The vote clears the way for tighter environmental regulations for the residential housing development on Las Positas Road

The Santa Barbara City Council on Tuesday approved tighter environmental regulations for the Veronica Meadows residential housing project.

Members voted 6-1, with Mayor Helene Schneider dissenting, to sign off on California Coastal Commission recommendations for the part of the project within the coastal zone.

The 25-unit project, located on the west side of Las Positas Road across from Elings Park, has been on the city’s radar for years.

In June 2008, the City Council adopted a local coastal plan and zoning ordinance amendments for the area. The CCC approved the city’s plan, but with modifications that are more environmentally stringent and include a wider buffer to keep development further from Arroyo Burro Creek, which runs adjacent to the property. On Tuesday, the City Council issued its approval of the commission’s recommendations.

Most of the project’s homes are 2,500 to 3,800 square feet and are two-story, single-family residences. The lot sizes of the development range from 5,000 to 9,600 square feet.

Steve Amerikaner, attorney for the project’s developer, spoke Tuesday, calling the changes “the most intensive and detailed set of regulations I’ve seen in a city ordinance.” He said, however, that his client had accepted the modifications.

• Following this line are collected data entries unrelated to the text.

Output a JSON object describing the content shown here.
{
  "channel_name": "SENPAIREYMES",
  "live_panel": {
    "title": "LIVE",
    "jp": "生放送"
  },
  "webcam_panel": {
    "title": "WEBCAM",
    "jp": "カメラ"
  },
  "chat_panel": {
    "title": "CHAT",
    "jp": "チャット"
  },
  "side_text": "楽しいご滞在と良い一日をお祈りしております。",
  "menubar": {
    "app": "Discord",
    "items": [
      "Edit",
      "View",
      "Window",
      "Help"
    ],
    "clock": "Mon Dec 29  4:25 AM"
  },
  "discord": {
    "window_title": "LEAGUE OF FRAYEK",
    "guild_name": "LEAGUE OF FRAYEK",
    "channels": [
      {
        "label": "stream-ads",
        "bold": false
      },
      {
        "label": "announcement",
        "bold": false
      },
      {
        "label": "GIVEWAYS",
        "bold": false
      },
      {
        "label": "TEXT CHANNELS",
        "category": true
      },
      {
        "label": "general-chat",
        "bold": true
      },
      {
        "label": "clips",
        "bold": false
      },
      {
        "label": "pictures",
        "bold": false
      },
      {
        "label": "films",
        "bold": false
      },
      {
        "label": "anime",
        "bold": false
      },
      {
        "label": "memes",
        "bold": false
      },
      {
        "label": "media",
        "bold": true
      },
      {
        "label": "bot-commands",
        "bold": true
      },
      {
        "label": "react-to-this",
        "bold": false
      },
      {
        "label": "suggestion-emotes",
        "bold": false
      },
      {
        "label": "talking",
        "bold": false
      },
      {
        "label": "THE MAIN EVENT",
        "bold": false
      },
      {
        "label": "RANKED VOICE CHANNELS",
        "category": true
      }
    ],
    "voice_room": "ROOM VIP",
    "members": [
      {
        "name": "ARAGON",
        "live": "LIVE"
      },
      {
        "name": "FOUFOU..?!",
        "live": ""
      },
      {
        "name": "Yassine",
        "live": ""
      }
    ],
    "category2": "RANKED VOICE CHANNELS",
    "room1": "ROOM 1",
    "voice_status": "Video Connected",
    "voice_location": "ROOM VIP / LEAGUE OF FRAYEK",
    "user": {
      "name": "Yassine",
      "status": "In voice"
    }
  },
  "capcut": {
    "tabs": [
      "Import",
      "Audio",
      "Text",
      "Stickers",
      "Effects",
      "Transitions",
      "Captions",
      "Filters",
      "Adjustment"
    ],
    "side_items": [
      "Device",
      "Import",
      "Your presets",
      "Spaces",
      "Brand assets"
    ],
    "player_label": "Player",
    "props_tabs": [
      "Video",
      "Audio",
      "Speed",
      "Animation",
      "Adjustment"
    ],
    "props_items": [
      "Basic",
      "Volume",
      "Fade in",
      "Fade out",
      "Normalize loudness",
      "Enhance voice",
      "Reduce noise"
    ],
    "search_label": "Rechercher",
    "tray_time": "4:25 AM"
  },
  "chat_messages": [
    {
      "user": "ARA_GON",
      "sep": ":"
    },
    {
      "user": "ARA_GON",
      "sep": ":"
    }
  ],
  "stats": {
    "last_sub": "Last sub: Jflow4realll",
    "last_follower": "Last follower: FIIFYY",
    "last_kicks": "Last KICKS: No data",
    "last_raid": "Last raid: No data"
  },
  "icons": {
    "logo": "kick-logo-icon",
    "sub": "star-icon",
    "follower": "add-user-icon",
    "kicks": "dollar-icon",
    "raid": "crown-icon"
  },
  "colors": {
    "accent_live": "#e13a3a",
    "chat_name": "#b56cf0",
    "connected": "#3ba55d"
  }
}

The project’s bridge was also brought up Tuesday. The bridge, which provides access to the property, was the center of a lawsuit between developer Mark Yee and the Citizens Planning Association in 2007.

A judge ultimately ruled in favor of the Citizens Planning Association, stating that the developer would need to get voter approval to build it. Because the bridge would pass over a small strip of land designated as a city park, Lee must get voter approval to build the bridge or address access to the site without impacting the tiny park parcel.

Amerikaner said there is discussion about putting it on next year’s ballot, but that hasn’t been decided yet.

“In due course, we would expect that to be presented to the voters,” he said.

Attorney Marc Chytilo, also spoke on behalf of his clients, the Citizens Planning Association and the Santa Barbara Urban Creeks Council.

While the group is supportive of the modifications, Chytilo said the groups want to see the area around Arroyo Burro Creek continue to be enhanced and restored.

“It’s our feeling that this particular site is one of Santa Barbara’s crown jewels,” he said. “This area is extremely ecologically sensitive.”

The item passed with little discussion.

Councilman Bendy White said he had “difficulties supporting anything about this project,” but that he was hearing support from environmentalists, so he could support the motion.

Councilman Grant House also said he was approving the changes because of their strength environmentally.

But Schneider said she hasn’t ever voted in favor of the project and wanted to stay consistent with another no vote.

“I still don’t like what’s currently proposed,” she said.